Tests carried out by the Irish Farmers Association (IFA) have shown that more than half the bacon on retailers shelves with labelling suggesting it was home-produced is actually of imported origin.
The IFA has now accused retailers and meat companies of misleading consumers by using labelling that implies their products are Irish.
Ireland operates a DNA database of its AI boar stud and this allowed country-of-origin tests to be carried out on 300 samples of pork and bacon products from supermarket shelves. These revealed that 52% of the products were not Irish.
However, many of the products were in packaging that used Irish names and pictures that would suggest to the consumer they were buying Irish.

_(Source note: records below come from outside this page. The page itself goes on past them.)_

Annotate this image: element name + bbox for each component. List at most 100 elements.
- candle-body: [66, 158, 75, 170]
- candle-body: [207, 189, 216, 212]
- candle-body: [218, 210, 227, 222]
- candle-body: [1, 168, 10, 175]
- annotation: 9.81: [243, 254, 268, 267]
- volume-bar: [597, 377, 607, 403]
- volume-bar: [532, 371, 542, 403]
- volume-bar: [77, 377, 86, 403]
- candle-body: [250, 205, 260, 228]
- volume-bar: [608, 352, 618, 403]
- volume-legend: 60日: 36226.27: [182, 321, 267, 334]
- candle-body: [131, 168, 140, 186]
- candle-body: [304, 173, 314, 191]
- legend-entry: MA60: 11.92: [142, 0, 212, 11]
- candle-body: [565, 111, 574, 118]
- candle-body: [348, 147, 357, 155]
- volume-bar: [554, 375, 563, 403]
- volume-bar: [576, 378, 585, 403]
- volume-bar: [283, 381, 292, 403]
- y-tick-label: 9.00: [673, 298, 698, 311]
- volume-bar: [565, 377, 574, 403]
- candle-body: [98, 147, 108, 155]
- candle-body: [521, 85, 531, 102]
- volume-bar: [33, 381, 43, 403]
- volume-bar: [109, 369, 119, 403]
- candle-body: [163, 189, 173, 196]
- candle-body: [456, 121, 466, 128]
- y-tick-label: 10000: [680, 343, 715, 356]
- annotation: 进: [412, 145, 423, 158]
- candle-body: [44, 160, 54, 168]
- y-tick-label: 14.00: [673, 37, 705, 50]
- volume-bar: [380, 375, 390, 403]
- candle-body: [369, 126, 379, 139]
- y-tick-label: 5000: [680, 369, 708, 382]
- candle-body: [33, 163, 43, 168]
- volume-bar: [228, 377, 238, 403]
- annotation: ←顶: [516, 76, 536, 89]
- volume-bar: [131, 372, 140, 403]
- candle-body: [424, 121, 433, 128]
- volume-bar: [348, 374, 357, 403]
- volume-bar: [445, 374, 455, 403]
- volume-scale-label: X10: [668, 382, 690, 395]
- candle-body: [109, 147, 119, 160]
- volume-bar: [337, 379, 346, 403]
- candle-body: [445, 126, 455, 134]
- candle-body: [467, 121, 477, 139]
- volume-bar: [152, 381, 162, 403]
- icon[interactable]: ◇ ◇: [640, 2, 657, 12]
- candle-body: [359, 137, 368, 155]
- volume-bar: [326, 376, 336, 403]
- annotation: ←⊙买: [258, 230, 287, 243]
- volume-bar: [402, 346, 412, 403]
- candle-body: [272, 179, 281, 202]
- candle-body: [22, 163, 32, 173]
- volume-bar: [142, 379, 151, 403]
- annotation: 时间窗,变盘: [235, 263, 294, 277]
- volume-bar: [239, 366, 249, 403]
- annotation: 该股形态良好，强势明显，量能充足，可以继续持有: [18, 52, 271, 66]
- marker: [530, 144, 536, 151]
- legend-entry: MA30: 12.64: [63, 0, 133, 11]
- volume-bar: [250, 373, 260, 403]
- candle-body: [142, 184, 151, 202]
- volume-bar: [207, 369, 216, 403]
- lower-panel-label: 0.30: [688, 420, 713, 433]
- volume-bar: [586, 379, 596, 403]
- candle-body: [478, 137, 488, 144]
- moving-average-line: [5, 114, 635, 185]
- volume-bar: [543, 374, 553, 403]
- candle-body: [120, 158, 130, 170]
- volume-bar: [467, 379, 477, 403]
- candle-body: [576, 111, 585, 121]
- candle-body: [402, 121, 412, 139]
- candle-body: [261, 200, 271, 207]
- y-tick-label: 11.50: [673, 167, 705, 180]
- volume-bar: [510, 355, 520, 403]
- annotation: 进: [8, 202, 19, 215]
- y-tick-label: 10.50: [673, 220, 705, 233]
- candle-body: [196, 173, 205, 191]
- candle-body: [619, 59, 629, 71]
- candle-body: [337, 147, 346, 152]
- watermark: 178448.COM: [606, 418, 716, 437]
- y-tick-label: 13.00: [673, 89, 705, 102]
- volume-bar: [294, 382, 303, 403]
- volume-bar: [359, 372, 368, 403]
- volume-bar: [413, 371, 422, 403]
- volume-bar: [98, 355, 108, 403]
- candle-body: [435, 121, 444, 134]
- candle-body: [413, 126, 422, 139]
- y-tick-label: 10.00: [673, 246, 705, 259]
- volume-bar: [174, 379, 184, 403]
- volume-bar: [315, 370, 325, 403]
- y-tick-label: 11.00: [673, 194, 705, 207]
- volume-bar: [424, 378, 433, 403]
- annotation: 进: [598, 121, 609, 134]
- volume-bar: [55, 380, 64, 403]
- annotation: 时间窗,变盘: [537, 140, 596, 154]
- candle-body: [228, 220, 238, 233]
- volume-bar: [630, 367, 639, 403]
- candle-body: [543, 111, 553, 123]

The IFA has stressed that this is not technically illegal, but said it highlighted ridiculous labelling regulations that allow imported meat be labelled as produced in Ireland if it is cured, salted or processed there.
IFA pigs chairman Pat O’Flaherty said the association wanted to help consumers make informed decisions when they were buying bacon and ham this Christmas.
“It is unacceptable that companies and retailers are using imported pigmeat in their products.,” he said. “In addition some companies and retailers are relying heavily on imagery and branding that would lead the consumer to believe they are buying Irish.”
Like the NPA here in Britain, the IFA wants changes to labelling rules to ensure that the country where the animal is raised is shown on the packet.